Michael Bucher and Joanne Shenandoah, in conjunction with Hondo Mesa Records have recently released “Bitter Tears – Sacred Ground,” a tribute to the 1964 album “Bitter tears: Ballads of the American Indian” by legendary country artist Johnny Cash.
Cash’s album has long been a subject of controversy by mainstream media because of its graphic portrayals of the hardships faced by Indians. The album was removed from stores soon after its release, but has since remained popular in Indian country.
Cash, who believed he was of Cherokee descent, created the album in response to Native musician Peter Lafarge’s poem “As Long as the Grass Shall Grow,” based on the forcible relocation of the Seneca Nation after the construction of the Kinzua Dam in the 60s.
The controversy surrounding the album, the attention paid to struggles of American Indians and an admiration for Cash is what prompted Shenandoah and Bucher to create “Bitter Tears – Sacred Ground.”
“I grew up listening to Johnny Cash,” Bucher said. “Joanne and her husband came up with the concept of the album.
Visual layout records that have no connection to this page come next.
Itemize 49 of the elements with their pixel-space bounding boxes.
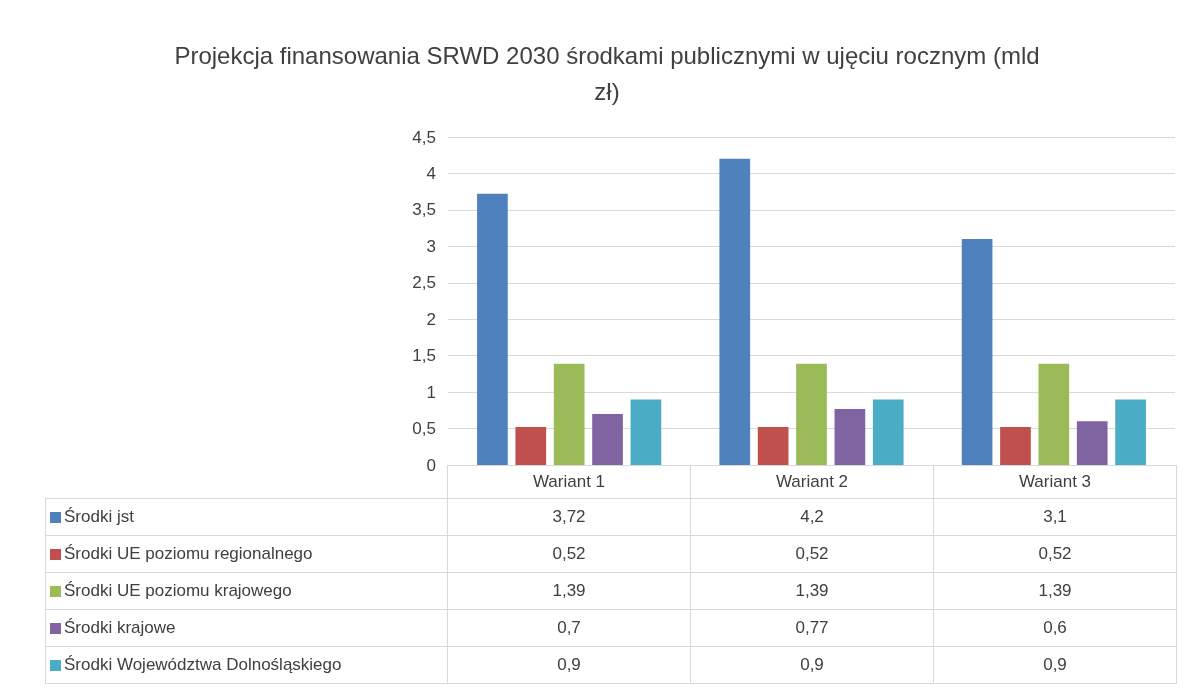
bar xyxy=(834,408,866,465)
bar xyxy=(961,239,993,465)
bar xyxy=(515,427,547,465)
data-label: 3,1 xyxy=(933,498,1177,536)
data-label: 0,6 xyxy=(933,609,1177,647)
data-label: 0,52 xyxy=(933,535,1177,573)
data-label: 1,39 xyxy=(690,572,934,610)
y-tick-label: 2 xyxy=(426,309,436,329)
data-label: 0,77 xyxy=(690,609,934,647)
chart-title: Projekcja finansowania SRWD 2030 środkami publicznymi w ujęciu rocznym (mld zł) xyxy=(173,41,1041,107)
y-tick-label: 4,5 xyxy=(412,127,436,147)
bar xyxy=(1038,363,1070,465)
x-tick-label: Wariant 3 xyxy=(933,465,1177,499)
bar xyxy=(757,427,789,465)
bar xyxy=(1000,427,1031,465)
y-tick-label: 0 xyxy=(426,455,436,475)
data-label: 0,52 xyxy=(690,535,934,573)
bar xyxy=(553,363,585,465)
y-tick-label: 1,5 xyxy=(412,346,436,366)
y-tick-label: 3,5 xyxy=(412,200,436,220)
x-tick-label: Wariant 2 xyxy=(690,465,934,499)
legend-label: Środki UE poziomu regionalnego xyxy=(45,535,448,573)
x-tick-label: Wariant 1 xyxy=(447,465,691,499)
y-tick-label: 3 xyxy=(426,236,436,256)
data-label: 3,72 xyxy=(447,498,691,536)
bar xyxy=(719,158,751,465)
data-label: 0,9 xyxy=(933,646,1177,684)
bar xyxy=(477,193,508,465)
bar xyxy=(592,413,623,465)
bar xyxy=(872,399,904,465)
data-label: 4,2 xyxy=(690,498,934,536)
data-label: 0,7 xyxy=(447,609,691,647)
data-label: 0,52 xyxy=(447,535,691,573)
y-tick-label: 1 xyxy=(426,382,436,402)
bar xyxy=(1076,421,1108,465)
bar xyxy=(630,399,662,465)
data-label: 1,39 xyxy=(447,572,691,610)
y-tick-label: 0,5 xyxy=(412,419,436,439)
bar xyxy=(796,363,827,465)
legend-label: Środki UE poziomu krajowego xyxy=(45,572,448,610)
data-label: 0,9 xyxy=(447,646,691,684)
y-tick-label: 4 xyxy=(426,163,436,183)
bar xyxy=(1115,399,1146,465)
legend-label: Środki jst xyxy=(45,498,448,536)
legend-label: Środki krajowe xyxy=(45,609,448,647)
data-label: 0,9 xyxy=(690,646,934,684)
legend-label: Środki Województwa Dolnośląskiego xyxy=(45,646,448,684)
data-label: 1,39 xyxy=(933,572,1177,610)
y-tick-label: 2,5 xyxy=(412,273,436,293)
When they asked me to be a part of it, I was honored. The whole process was a blast. It was painless and a great time. We recorded 13 songs in five days. We had set aside seven days. We were not sure we were going to get it done in time. We worked a 14 hour day for five days, but we got it done.”
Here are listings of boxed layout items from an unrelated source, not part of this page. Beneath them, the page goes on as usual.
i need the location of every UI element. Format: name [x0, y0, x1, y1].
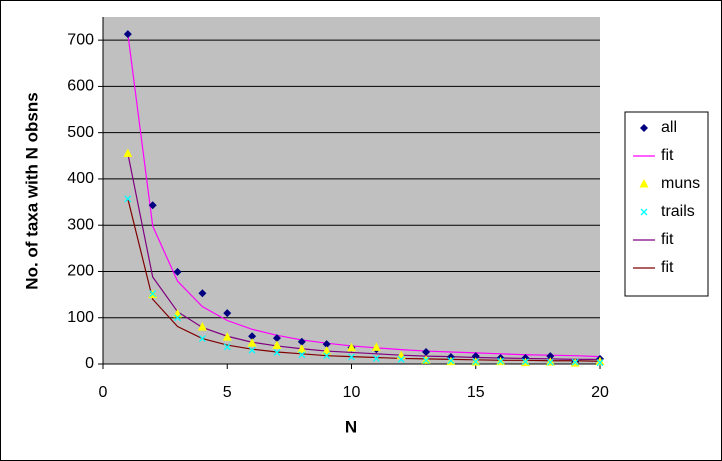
- legend-label: all: [661, 119, 677, 136]
- plot-area: [103, 17, 600, 364]
- data-point: [173, 267, 182, 276]
- legend-box: [624, 111, 709, 297]
- data-point: [124, 195, 132, 203]
- x-tick-label: 15: [467, 384, 485, 401]
- y-tick-label: 200: [67, 263, 94, 280]
- legend-swatch: [639, 179, 649, 188]
- legend-swatch: [640, 208, 648, 216]
- data-point: [546, 358, 554, 366]
- legend-label: trails: [661, 203, 695, 220]
- data-point: [571, 358, 579, 366]
- data-point: [497, 357, 505, 365]
- legend-swatch: [640, 124, 648, 132]
- data-point: [595, 356, 605, 366]
- data-point: [149, 290, 157, 298]
- data-point: [297, 344, 307, 353]
- y-tick-label: 700: [67, 31, 94, 48]
- data-point: [197, 321, 207, 331]
- x-tick-label: 0: [99, 384, 108, 401]
- data-point: [347, 342, 356, 352]
- data-point: [546, 352, 555, 361]
- y-tick-label: 600: [67, 78, 94, 95]
- fit-line: [127, 33, 601, 358]
- data-point: [596, 359, 604, 367]
- data-point: [371, 342, 381, 351]
- data-point: [198, 289, 207, 298]
- data-point: [322, 346, 332, 355]
- data-point: [422, 356, 430, 364]
- data-point: [223, 309, 232, 318]
- y-axis-title: No. of taxa with N obsns: [22, 92, 41, 289]
- data-point: [348, 353, 355, 361]
- data-point: [123, 30, 132, 39]
- x-axis-title: N: [345, 417, 357, 436]
- data-point: [471, 352, 480, 361]
- data-point: [322, 340, 331, 349]
- data-point: [272, 334, 281, 343]
- data-point: [248, 346, 256, 354]
- data-point: [273, 348, 281, 356]
- data-point: [397, 355, 405, 363]
- data-point: [272, 340, 282, 349]
- y-tick-label: 300: [67, 216, 94, 233]
- data-point: [323, 352, 331, 360]
- data-point: [297, 337, 306, 346]
- legend-label: fit: [661, 259, 674, 276]
- data-point: [422, 347, 431, 356]
- legend-label: muns: [661, 175, 700, 192]
- data-point: [248, 332, 257, 341]
- x-tick-label: 10: [343, 384, 361, 401]
- data-point: [447, 357, 455, 365]
- data-point: [247, 338, 257, 347]
- fit-line: [127, 198, 601, 362]
- data-point: [372, 354, 380, 362]
- data-point: [148, 201, 157, 210]
- data-point: [174, 314, 182, 322]
- data-point: [222, 332, 232, 341]
- legend-label: fit: [661, 231, 674, 248]
- y-tick-label: 500: [67, 124, 94, 141]
- data-point: [521, 358, 529, 366]
- fit-line: [127, 153, 600, 360]
- data-point: [223, 343, 231, 351]
- y-tick-label: 100: [67, 309, 94, 326]
- legend-label: fit: [661, 147, 674, 164]
- y-tick-label: 400: [67, 170, 94, 187]
- data-point: [298, 351, 306, 359]
- x-tick-label: 20: [591, 384, 609, 401]
- y-tick-label: 0: [85, 355, 94, 372]
- data-point: [123, 148, 133, 157]
- x-tick-label: 5: [223, 384, 232, 401]
- data-point: [472, 358, 480, 366]
- data-point: [198, 335, 206, 343]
“As Long as the Grass Shall Grow,” the first track of the album, is performed by Shenandoah, a Grammy and Nammy winner. She approaches the song with respect and confidence and her ability is impressive, as always.
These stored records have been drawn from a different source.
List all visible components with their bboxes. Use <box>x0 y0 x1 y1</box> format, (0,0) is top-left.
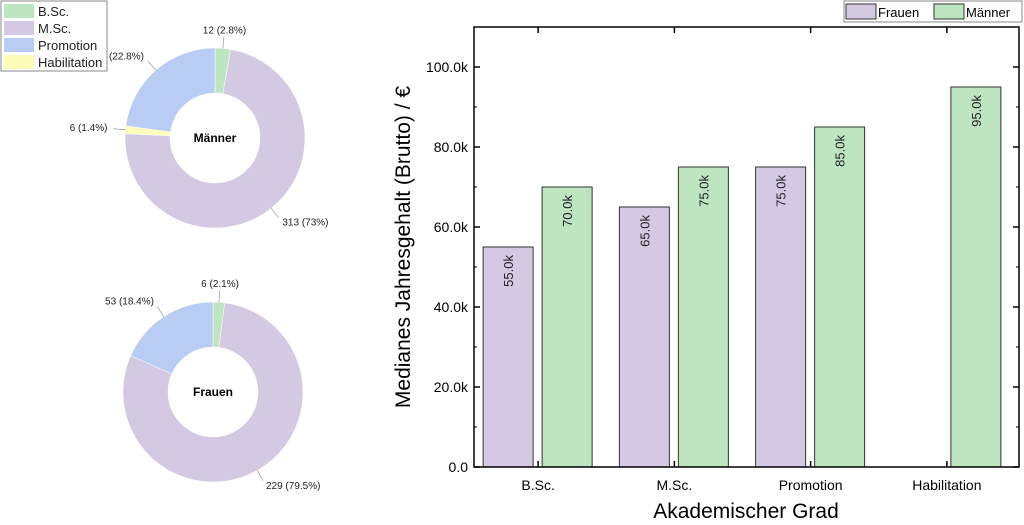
label-leader <box>256 470 264 482</box>
x-axis-title: Akademischer Grad <box>653 500 839 523</box>
bar-Männer-M.Sc. <box>677 166 729 468</box>
donut-slice-Promotion <box>130 301 214 375</box>
bar-Männer-B.Sc. <box>541 186 593 468</box>
y-tick-label: 0.0 <box>449 459 469 475</box>
y-tick-label: 60.0k <box>434 219 469 235</box>
donut-slice-Promotion <box>125 47 216 133</box>
x-tick-label: M.Sc. <box>656 477 692 493</box>
label-leader <box>113 128 126 131</box>
legend-swatch-B.Sc. <box>4 4 34 18</box>
bar-data-label: 65.0k <box>637 215 652 247</box>
donut-slice-M.Sc. <box>122 302 304 483</box>
label-leader <box>156 306 165 317</box>
y-tick-label: 40.0k <box>434 299 469 315</box>
bar-data-label: 85.0k <box>833 135 848 167</box>
bar-Frauen-B.Sc. <box>482 246 534 468</box>
label-leader <box>147 60 157 71</box>
y-tick-label: 100.0k <box>426 59 469 75</box>
label-leader <box>218 290 221 303</box>
slice-label: 53 (18.4%) <box>105 297 154 308</box>
bar-Frauen-M.Sc. <box>618 206 670 468</box>
plot-frame <box>473 26 1020 468</box>
y-tick-label: 20.0k <box>434 379 469 395</box>
slice-label: 6 (1.4%) <box>70 123 108 134</box>
x-tick-label: B.Sc. <box>521 477 554 493</box>
slice-label: 12 (2.8%) <box>203 25 246 36</box>
label-leader <box>270 208 279 218</box>
legend-label: Männer <box>966 5 1011 20</box>
donut-center-label: Frauen <box>193 385 233 399</box>
bar-data-label: 55.0k <box>501 255 516 287</box>
slice-label: 229 (79.5%) <box>266 481 320 492</box>
legend-label: Promotion <box>38 38 97 53</box>
y-tick-label: 80.0k <box>434 139 469 155</box>
label-leader <box>222 36 225 49</box>
bar-Frauen-Promotion <box>755 166 807 468</box>
y-axis-title: Medianes Jahresgehalt (Brutto) / € <box>392 86 415 408</box>
bar-data-label: 75.0k <box>774 175 789 207</box>
legend-label: Frauen <box>878 5 919 20</box>
donut-slice-M.Sc. <box>124 49 306 229</box>
legend-swatch-Habilitation <box>4 55 34 69</box>
x-tick-label: Promotion <box>779 477 843 493</box>
slice-label: 313 (73%) <box>282 217 328 228</box>
legend-swatch-Männer <box>933 3 965 20</box>
slice-label: 6 (2.1%) <box>201 279 239 290</box>
bar-Männer-Habilitation <box>950 86 1002 468</box>
bar-legend <box>843 0 1023 23</box>
legend-label: B.Sc. <box>38 4 69 19</box>
slice-label: 98 (22.8%) <box>95 52 144 63</box>
legend-swatch-Promotion <box>4 38 34 52</box>
legend-label: M.Sc. <box>38 21 71 36</box>
bar-Männer-Promotion <box>814 126 866 468</box>
bar-data-label: 95.0k <box>969 95 984 127</box>
bar-data-label: 70.0k <box>560 195 575 227</box>
legend-swatch-Frauen <box>845 3 877 20</box>
legend-swatch-M.Sc. <box>4 21 34 35</box>
donut-center-label: Männer <box>194 131 237 145</box>
x-tick-label: Habilitation <box>912 477 981 493</box>
bar-data-label: 75.0k <box>696 175 711 207</box>
legend-label: Habilitation <box>38 55 102 70</box>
Nammy-winning artist Bucher then comes to bat with a fantastic rendition of “Apache Tears.” His voice is appealing and forthright, with tonal qualities that do not fade but stay in your mind well after the song is complete.
“The Ballad of Ira Hayes,” regarding the Pima Indian, a young marine who raised the flag at Iwo Jima yet died in poverty, is flawlessly performed by Bucher. The way Bucher sings it reminds us why the song originally rose to the number three spot on country music charts in the first place.
While the first half of the album is Bucher and Shenandoah’s take on Cash’s album, the second half is a mixture of songs written mostly by Shenandoah and Bucher. Though the artists step away from the original album, “Bitter Tears” stays on course with Cash’s original theme. They have created songs that continue to deliver a similar, coherent message.
“Riding Free,” a song written and performed by Shenandoah in honor of the Dann sisters, two Western Shoshone women who filed an urgent action request with the United Nations against racial discrimination, is beautifully performed and heartfelt.
On the ninth track, Bucher introduces his first original song of the album, “Sacred Ground.” Bucher discussed the meaning behind the song.
“Sacred Ground goes back to my family history and fighting for sacred sites. It does not matter what part of the country you are from, or what your heritage is, everyone has sacred ground.”
The track, “Don’t Forget About Me,” is off Bucher’s “Seven” album.
Shenandoah sings words written by Floyd Red Crow Westerman on “They Didn’t Listen.” She ends the album with “America,” which embraces a concept of unity and people coming together regardless of ethnic background.
For Shenandoah, the album illustrates an artist that continues to deliver beautiful music. For Bucher, a new artist to the music world, the listener is left eager to see what is coming next.